Legal Literacy - In the classroom, we were fed theories about justice, the rule of law, and morality in legal practice. We learned from Hans Kelsen about law as a hierarchical system of norms, from John Rawls about justice as fairness, and from Montesquieu about the trias politica that divides power for balance. We memorized articles in the 1945 Constitution, understood the principles of criminal and civil law, and analyzed court decisions considered important precedents.
Everything sounded beautiful and convincing—as if the law really worked for the benefit of the people. However, the deeper we studied the law, the clearer it became that all of this was just an illusion. The law in this country is not a tool of justice, but an instrument of the powerful to oppress the weak and protect their own interests. When we questioned why the reality outside did not reflect the theories we learned, a lecturer casually said, “You will understand later when you become practitioners. The way the law works is not as ideal as you imagine.”

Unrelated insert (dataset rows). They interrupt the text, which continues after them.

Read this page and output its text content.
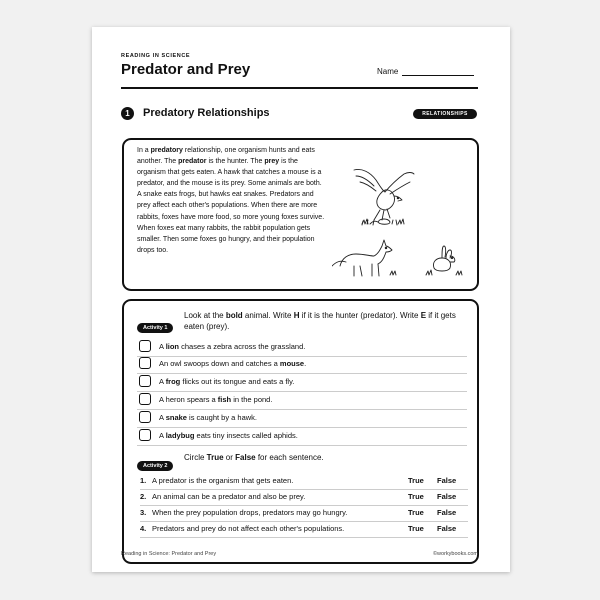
READING IN SCIENCE
Predator and Prey	Name
1	Predatory Relationships	RELATIONSHIPS
In a predatory relationship, one organism hunts and eats another. The predator is the hunter. The prey is the organism that gets eaten. A hawk that catches a mouse is a predator, and the mouse is its prey. Some animals are both. A snake eats frogs, but hawks eat snakes. Predators and prey affect each other's populations. When there are more rabbits, foxes have more food, so more young foxes survive. When foxes eat many rabbits, the rabbit population gets smaller. Then some foxes go hungry, and their population drops too.
Activity 1
Look at the bold animal. Write H if it is the hunter (predator). Write E if it gets eaten (prey).
A lion chases a zebra across the grassland.
An owl swoops down and catches a mouse.
A frog flicks out its tongue and eats a fly.
A heron spears a fish in the pond.
A snake is caught by a hawk.
A ladybug eats tiny insects called aphids.
Activity 2
Circle True or False for each sentence.
1. A predator is the organism that gets eaten.	True False
2. An animal can be a predator and also be prey.	True False
3. When the prey population drops, predators may go hungry.	True False
4. Predators and prey do not affect each other's populations.	True False
Reading in Science: Predator and Prey	©workybooks.com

That sentence sounded like an early warning: prepare to enter a world full of decay, where the law is more often a tool for transactions than a tool for justice. If the law is already so corrupt, if everything we have learned is just academic nonsense without relevance in the real world, then what is the purpose of the Faculty of Law? What is the point of learning about justice if legal practice is filled with bribery, manipulation, and behind-the-table transactions? If in the end the Faculty of Law only produces graduates who are forced to submit to a corrupt system or are eliminated for refusing to play in this dirty game, then it is better to dissolve this faculty.